With family, friends and fellow Airmen in attendance, the Chapman Training Annex was officially renamed during a ceremony March 4.
Previously known as the Joint Base San Antonio-Lackland Training Annex, it was renamed in honor of Medal of Honor recipient Master Sgt. John A. Chapman, an Air Force combat controller who gave his life fighting in Afghanistan in 2002.
“Today we honor the tremendous courage, the selflessness and the patriotism of Master Sgt. John Chapman,” said Air Force Vice Chief of Staff Gen. Stephen W. Wilson, who was the keynote speaker during the ceremony. “Chapman was a great warrior, a steadfast friend, a selfless patriot and, above all, a man of unquestionable character. For John, it was always about those on his left and those on his right – it was about others.”
While conducting reconnaissance operations in Takur Ghar, Afghanistan, on March 4, 2002, Chapman’s helicopter was attacked by enemy fighters with heavy machine-guns. The attack caused a team member to fall from the aircraft. After egressing the area in the damaged helicopter, Chapman and his team volunteered to return in a second helicopter in an effort to save their teammate. Once on the ground, Chapman stormed an enemy bunker, cleared the position and moved from cover to engage another enemy machine gun emplacement.
During this second assault, Chapman was struck and injured by enemy fire. Despite severe, mortal wounds, he continued to fight against multiple enemy personnel until his death.
“While there are a number of extremely high awards presented in the aftermath of this battle, the story of John Chapman’s gallantry simply stands above them all,” said Lt. Gen. Brad Webb, commander of Air Education and Training Command. “If we ever needed an example of Air Force core values in action, John Chapman is it.”
In August 2018, Chapman was posthumously presented the nation’s highest award for valor and heroism. He is the fourth Air Force enlisted Airman to earn the Medal of Honor.

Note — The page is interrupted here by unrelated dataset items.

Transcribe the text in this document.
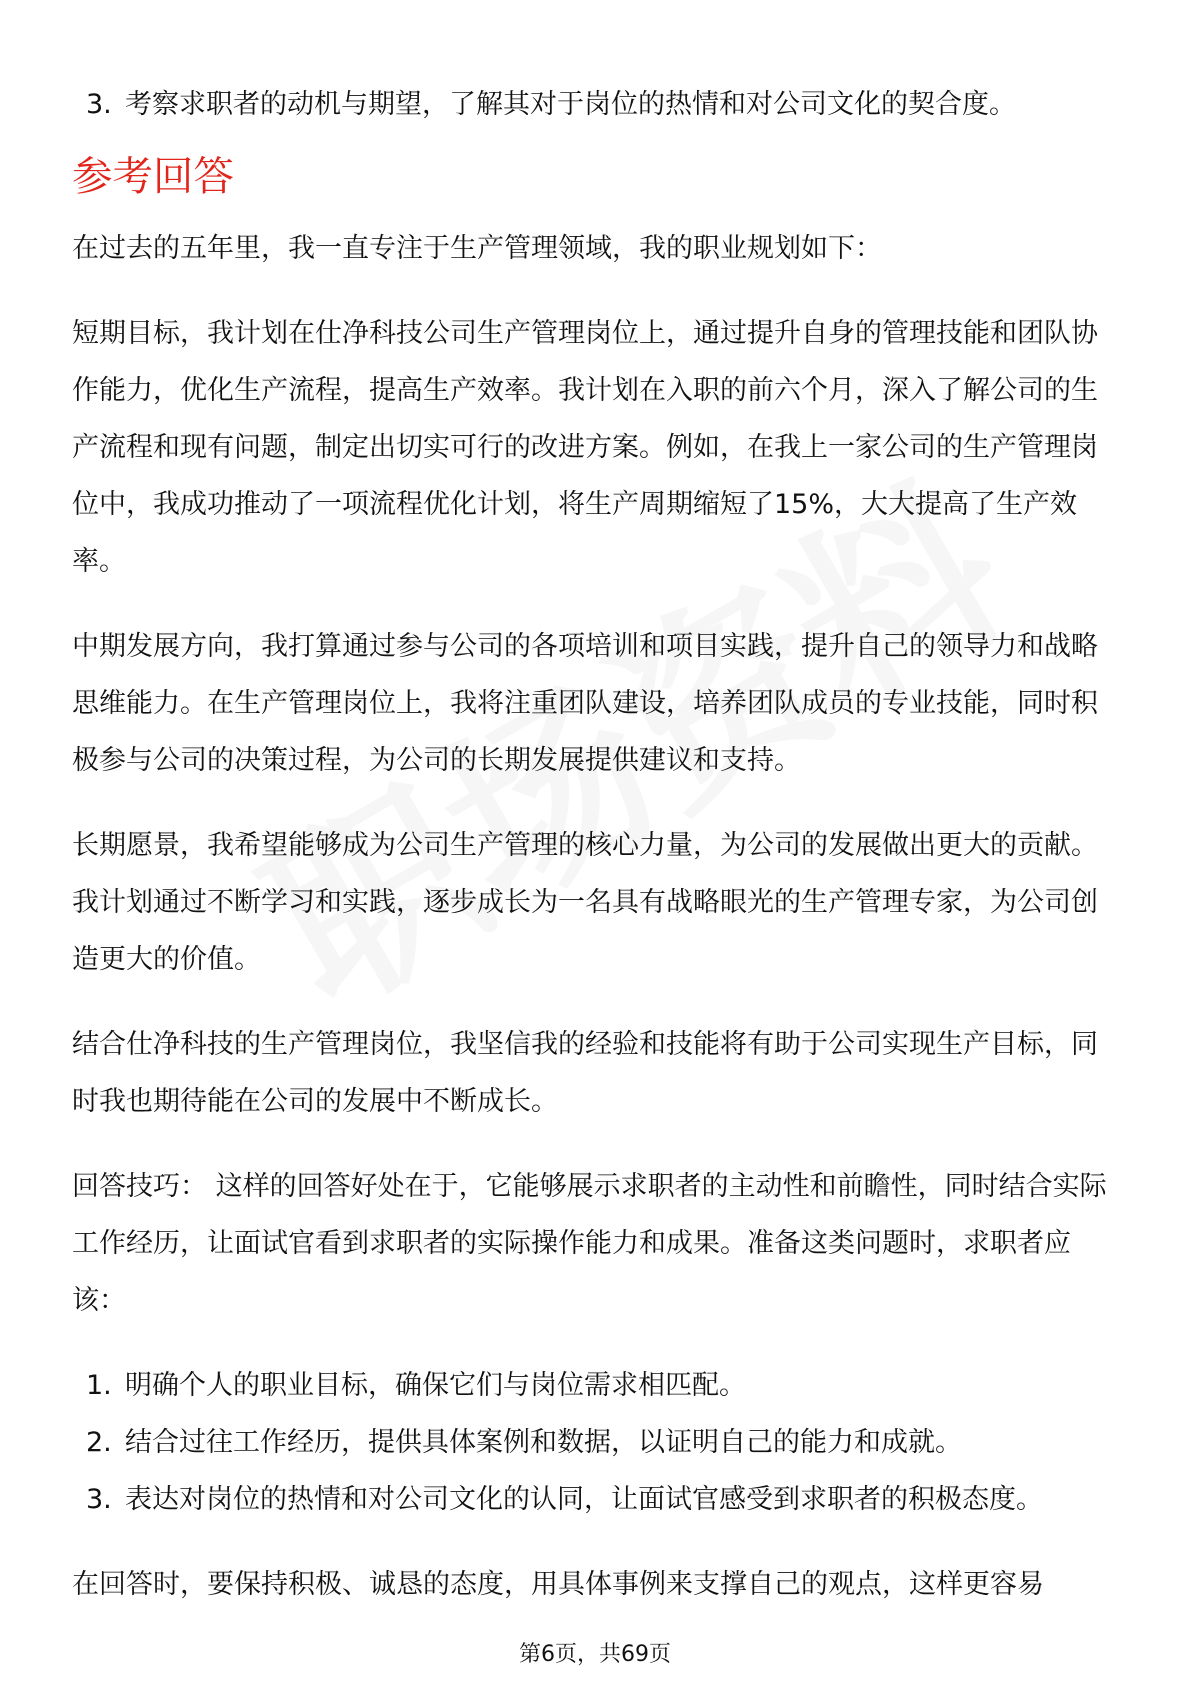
3. 考察求职者的动机与期望，了解其对于岗位的热情和对公司文化的契合度。
参考回答

在过去的五年里，我一直专注于生产管理领域，我的职业规划如下：

短期目标，我计划在仕净科技公司生产管理岗位上，通过提升自身的管理技能和团队协作能力，优化生产流程，提高生产效率。我计划在入职的前六个月，深入了解公司的生产流程和现有问题，制定出切实可行的改进方案。例如，在我上一家公司的生产管理岗位中，我成功推动了一项流程优化计划，将生产周期缩短了15%，大大提高了生产效率。

中期发展方向，我打算通过参与公司的各项培训和项目实践，提升自己的领导力和战略思维能力。在生产管理岗位上，我将注重团队建设，培养团队成员的专业技能，同时积极参与公司的决策过程，为公司的长期发展提供建议和支持。

长期愿景，我希望能够成为公司生产管理的核心力量，为公司的发展做出更大的贡献。我计划通过不断学习和实践，逐步成长为一名具有战略眼光的生产管理专家，为公司创造更大的价值。

结合仕净科技的生产管理岗位，我坚信我的经验和技能将有助于公司实现生产目标，同时我也期待能在公司的发展中不断成长。

回答技巧： 这样的回答好处在于，它能够展示求职者的主动性和前瞻性，同时结合实际工作经历，让面试官看到求职者的实际操作能力和成果。准备这类问题时，求职者应该：

1. 明确个人的职业目标，确保它们与岗位需求相匹配。
2. 结合过往工作经历，提供具体案例和数据，以证明自己的能力和成就。
3. 表达对岗位的热情和对公司文化的认同，让面试官感受到求职者的积极态度。

在回答时，要保持积极、诚恳的态度，用具体事例来支撑自己的观点，这样更容易

第6页，共69页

“Renaming this annex is extremely fitting and speaks volumes about John as an operator and how he lived and died,” said Valerie Nessel, Chapman’s wife. “Each trainee will know John and learn about his actions. The operator has to want with every fiber of their being to become an operator. When doubts enter, one must remember John on that mountain top.”
The Special Warfare Training Wing conducts initial entry training courses at the annex for Airmen pursuing combat control, pararescue, special reconnaissance and tactical air control party specialties.
“These gates through which Sgt. Chapman walked 30 years ago, will now bear his name,” said Wilson. “The brave men and women who follow in his footsteps and commit themselves to live by the ethos ‘first there, that others may live’ shall forever be reminded of John’s uncompromising service to this nation and of his unbreakable commitment to his brothers and sisters in arms.”
Chapman entered the combat controller training pipeline at Lackland Air Force Base in 1989.
“When I think of John, I think of a special warfare continuum,” Webb said. “On that day, Chapman represented the best of who we, Airmen, aspire to be. He represents the ideals of special warfare. He represents a continuum of the excellence that has gone before, the excellence of today and the excellence that is still to come.”
Chapman Training Annex is only the second Air Force location named after an enlisted member. Scott Air Force Base, Illinois, is named after Cpl. Frank Scott, the first enlisted member to lose his life in an aircraft in 1912.